Bundesverfassungsgericht stellt Einheitswerte für Grundsteuer infrage

Das Bundesverfassungsgericht hat die Berechnungsgrundlage der für Kommunen wichtigen Grundsteuer auf den Prüfstand gestellt. Im Mittelpunkt der Verhandlung stand die Frage, ob die einmal festgestellten Einheitswerte - 1964 in den westlichen und 1935 in den neuen Bundesländern - heute noch eine gerechte Steuererhebung zulassen. Vertreter der Bundesregierung und der Kläger äußerten gegensätzliche Überzeugungen. Nach Überzeugung des Bundesfinanzhofs verstoßen die Einheitswerte für die mehr als 35 Millionen Grundstücke und Immobilien in Deutschland gegen den Gleichheitssatz des Grundgesetzes.

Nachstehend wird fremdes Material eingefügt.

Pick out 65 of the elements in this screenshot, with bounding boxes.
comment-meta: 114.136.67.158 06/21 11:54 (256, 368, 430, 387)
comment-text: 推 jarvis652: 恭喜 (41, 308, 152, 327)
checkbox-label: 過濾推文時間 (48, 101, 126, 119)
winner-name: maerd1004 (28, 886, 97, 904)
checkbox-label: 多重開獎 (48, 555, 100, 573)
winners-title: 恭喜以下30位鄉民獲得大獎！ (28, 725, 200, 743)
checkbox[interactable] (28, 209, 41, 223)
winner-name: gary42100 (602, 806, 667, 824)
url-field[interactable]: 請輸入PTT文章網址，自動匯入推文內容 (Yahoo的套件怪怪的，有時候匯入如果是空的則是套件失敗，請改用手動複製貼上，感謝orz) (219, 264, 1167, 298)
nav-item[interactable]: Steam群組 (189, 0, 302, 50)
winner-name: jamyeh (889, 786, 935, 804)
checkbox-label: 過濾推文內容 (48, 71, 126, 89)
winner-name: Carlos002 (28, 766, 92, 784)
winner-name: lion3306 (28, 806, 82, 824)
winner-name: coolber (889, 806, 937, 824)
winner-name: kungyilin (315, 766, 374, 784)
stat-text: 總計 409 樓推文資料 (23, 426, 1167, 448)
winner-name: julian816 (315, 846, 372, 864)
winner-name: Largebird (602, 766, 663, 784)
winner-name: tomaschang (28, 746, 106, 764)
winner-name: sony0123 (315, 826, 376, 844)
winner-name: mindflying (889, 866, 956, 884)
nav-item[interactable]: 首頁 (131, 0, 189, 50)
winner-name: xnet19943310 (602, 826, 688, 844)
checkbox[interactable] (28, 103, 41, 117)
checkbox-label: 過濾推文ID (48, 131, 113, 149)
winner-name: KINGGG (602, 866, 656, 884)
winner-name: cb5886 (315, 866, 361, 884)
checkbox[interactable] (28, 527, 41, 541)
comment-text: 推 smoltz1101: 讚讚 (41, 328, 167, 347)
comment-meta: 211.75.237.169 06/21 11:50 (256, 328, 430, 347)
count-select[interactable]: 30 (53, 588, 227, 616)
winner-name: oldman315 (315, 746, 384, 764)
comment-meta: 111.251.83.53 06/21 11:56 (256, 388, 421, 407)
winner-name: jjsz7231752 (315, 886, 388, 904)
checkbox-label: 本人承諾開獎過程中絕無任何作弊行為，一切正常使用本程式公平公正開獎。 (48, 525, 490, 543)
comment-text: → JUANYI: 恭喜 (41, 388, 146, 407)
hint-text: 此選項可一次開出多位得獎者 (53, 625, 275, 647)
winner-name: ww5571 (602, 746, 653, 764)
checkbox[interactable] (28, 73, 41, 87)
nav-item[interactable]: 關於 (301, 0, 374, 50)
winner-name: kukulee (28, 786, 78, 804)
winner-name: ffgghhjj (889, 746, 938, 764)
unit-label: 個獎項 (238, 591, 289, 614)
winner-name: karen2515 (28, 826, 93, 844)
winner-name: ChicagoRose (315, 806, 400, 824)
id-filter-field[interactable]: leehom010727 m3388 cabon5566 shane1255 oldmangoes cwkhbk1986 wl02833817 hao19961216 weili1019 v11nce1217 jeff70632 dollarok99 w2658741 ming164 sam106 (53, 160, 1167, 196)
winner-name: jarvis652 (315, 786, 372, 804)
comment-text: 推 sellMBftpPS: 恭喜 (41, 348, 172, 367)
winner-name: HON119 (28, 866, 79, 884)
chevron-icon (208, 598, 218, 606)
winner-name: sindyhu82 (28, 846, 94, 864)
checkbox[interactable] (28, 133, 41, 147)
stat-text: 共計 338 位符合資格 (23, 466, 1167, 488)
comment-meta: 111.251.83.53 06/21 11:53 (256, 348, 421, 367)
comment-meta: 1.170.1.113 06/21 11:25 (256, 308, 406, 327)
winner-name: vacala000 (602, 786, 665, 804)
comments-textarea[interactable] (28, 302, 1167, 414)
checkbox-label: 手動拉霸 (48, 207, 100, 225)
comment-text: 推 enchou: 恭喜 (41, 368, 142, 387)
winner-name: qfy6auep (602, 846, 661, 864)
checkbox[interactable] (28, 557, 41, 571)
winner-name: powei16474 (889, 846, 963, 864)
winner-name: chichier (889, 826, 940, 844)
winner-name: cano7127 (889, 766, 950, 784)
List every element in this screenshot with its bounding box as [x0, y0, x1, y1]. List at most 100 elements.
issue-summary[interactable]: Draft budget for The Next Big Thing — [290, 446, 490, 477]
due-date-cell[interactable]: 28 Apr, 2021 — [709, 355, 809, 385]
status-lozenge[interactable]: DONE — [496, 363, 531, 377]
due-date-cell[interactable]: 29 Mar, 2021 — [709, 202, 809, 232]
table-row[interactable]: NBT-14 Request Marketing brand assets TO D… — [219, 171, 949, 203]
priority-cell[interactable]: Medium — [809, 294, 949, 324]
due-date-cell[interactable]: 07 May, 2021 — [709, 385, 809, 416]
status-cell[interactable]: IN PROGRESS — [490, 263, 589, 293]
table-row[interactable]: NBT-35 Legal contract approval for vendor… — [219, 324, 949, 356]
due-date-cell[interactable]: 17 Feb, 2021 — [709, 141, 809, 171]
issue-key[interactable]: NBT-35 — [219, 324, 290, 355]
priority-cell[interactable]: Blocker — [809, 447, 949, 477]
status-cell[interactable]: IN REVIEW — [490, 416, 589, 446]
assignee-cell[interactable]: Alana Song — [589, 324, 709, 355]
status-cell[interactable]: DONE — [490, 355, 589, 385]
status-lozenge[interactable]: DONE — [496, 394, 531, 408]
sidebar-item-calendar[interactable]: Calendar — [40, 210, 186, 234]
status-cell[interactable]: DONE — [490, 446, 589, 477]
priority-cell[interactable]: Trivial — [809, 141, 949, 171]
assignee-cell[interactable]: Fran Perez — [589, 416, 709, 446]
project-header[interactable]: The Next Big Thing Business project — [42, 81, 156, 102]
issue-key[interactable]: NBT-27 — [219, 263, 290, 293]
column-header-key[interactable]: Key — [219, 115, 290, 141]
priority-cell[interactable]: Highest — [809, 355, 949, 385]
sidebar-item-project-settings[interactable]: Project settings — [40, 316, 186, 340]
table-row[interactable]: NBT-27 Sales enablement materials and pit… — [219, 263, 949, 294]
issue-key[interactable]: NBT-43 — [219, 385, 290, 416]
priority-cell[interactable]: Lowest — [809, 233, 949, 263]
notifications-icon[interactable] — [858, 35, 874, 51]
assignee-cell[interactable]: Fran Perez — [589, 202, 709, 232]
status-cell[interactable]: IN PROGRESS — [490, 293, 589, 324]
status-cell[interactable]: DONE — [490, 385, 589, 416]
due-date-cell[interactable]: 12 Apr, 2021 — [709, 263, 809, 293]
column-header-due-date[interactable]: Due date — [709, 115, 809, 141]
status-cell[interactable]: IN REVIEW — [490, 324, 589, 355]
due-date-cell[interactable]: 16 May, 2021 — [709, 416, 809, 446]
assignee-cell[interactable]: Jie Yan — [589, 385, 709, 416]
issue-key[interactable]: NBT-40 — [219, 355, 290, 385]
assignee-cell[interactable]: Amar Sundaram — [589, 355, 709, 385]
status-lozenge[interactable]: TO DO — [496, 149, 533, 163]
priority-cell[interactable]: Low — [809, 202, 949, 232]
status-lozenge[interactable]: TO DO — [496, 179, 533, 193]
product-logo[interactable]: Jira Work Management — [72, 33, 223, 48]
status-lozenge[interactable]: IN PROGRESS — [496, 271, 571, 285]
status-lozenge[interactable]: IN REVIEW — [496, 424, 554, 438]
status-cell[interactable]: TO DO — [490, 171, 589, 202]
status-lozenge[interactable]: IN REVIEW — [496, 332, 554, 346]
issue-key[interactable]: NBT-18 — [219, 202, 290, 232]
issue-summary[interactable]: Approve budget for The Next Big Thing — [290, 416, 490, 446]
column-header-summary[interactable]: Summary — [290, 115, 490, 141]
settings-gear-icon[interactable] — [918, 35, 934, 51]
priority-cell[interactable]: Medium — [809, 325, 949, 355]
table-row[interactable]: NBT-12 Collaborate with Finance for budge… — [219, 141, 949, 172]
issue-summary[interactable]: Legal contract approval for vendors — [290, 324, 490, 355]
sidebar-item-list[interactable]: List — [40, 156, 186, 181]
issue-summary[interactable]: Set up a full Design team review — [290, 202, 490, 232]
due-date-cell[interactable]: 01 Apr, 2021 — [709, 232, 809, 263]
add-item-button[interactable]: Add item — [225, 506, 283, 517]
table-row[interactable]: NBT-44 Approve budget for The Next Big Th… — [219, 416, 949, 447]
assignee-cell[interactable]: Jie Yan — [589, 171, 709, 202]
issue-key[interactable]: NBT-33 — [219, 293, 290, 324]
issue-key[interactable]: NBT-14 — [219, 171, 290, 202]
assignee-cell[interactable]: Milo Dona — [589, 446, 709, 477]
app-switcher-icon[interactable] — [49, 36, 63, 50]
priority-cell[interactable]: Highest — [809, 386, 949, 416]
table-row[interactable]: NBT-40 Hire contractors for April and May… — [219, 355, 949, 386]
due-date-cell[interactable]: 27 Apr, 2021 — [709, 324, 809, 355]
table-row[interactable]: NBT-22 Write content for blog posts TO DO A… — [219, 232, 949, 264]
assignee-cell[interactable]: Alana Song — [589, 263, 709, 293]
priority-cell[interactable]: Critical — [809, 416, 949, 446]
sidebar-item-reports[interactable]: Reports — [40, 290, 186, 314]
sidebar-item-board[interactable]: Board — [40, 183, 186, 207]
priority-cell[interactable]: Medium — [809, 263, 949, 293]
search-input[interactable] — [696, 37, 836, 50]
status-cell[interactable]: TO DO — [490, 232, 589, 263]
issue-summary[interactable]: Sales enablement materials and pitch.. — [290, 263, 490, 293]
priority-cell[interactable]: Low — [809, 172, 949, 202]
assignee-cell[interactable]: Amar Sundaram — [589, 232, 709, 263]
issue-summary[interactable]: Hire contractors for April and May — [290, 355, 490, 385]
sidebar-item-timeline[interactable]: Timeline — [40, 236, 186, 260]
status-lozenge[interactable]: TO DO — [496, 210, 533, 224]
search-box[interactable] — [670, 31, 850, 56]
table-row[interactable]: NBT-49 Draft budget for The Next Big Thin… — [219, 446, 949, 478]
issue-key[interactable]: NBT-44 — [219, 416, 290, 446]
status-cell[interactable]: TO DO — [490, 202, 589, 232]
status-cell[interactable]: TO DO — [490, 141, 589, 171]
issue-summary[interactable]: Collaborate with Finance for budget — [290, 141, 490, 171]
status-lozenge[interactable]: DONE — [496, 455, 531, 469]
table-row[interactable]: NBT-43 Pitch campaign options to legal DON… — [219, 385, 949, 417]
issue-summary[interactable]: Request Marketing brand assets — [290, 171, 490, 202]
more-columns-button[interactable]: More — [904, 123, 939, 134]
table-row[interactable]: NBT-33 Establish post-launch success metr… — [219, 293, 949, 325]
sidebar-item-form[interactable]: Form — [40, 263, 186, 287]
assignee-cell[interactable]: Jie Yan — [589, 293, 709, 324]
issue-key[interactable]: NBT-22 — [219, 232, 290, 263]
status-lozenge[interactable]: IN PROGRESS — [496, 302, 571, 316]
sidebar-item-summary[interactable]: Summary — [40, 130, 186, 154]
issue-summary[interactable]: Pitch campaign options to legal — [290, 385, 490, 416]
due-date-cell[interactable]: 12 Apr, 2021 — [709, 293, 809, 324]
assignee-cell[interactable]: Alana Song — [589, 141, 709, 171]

BVerfG-Richter bohren nach

Die Grundsteuer trifft die Eigentümer und wird an Mieter weitergegeben. Insgesamt fließen fast 14 Milliarden Euro im Jahr in die Kassen von Städten und Gemeinden. Die Bundesverfassungsrichter bohrten mehrfach nach, wie sich die mehr als ein halbes Jahrhundert alten Zahlen noch rechtfertigen lassen. Nach Angaben der Berliner Finanzstaatssekretärin Margaretha Sudhof (SPD) werden Immobilien bei gravierenden Veränderungen wie Sanierungen aber auch neu bewertet. Der Ausgang der am 16.01.2017 in Karlsruhe verhandelten fünf Verfahren hat große Bedeutung für Immobilienbesitzer, Mieter und Kommunen. Bis zu einer Entscheidung dauert es in der Regel mehrere Monate.

Hamburger Finanzsenator: Neufestlegung der Einheitswerte schadet Mietern

Vertreter von Bund und Ländern erklärten, dass eine Verfassungswidrigkeit der Einheitswerte zum totalen Ausfall der Grundsteuer führen könnte. Das wäre für Städte und Gemeinden nicht tragbar, weil sie mehr als 10% ihrer Steuereinnahmen ausmache. Der Hamburger Finanzsenator Peter Tschentscher (SPD) warnte vor einer massiven Mehrbelastung für Mieter durch eine Reform. Eine Neufestlegung der Einheitswerte würde Millionen Mieter treffen, deren Immobilien in den vergangenen Jahren ohne eigenes Zutun eine erhebliche Wertsteigerung erfahren hätten, sagte er. Seiner Meinung nach sollte sich die Grundsteuer an den Boden- und Gebäudeflächen orientieren.

Mieterbund fordert Ausgestaltung als Bodensteuer

Der Deutsche Mieterbund fordert, die Grundsteuer künftig als Bodensteuer zu erheben. Das würde der Spekulation entgegenwirken. Die kommunalen Spitzenverbände unterstützen die Reformpläne der Bundesländer. Ein Reformvorschlag des Bundesrats war 2017 im Bundestag hängen geblieben. Alle Beteiligten streben an, das Gesamtsteueraufkommen nicht wesentlich zu verändern. Der Vorsitzende des Ersten Senats, Ferdinand Kirchhof, wies zu Beginn der Verhandlung, darauf hin, dass das Gericht, sollte es einen Verstoß gegen das Grundgesetz feststellen, entscheiden müsse, wie mit der Zeit bis zu einer Neuregelung und bereits erlassenen Steuerbescheiden umgegangen werden soll. Gesetzgebungsverfahren und Neubewertung der Grundstücke und Immobilien würde mehrere Jahre dauern.

Redaktion beck-aktuell, 16. Januar 2018 (dpa).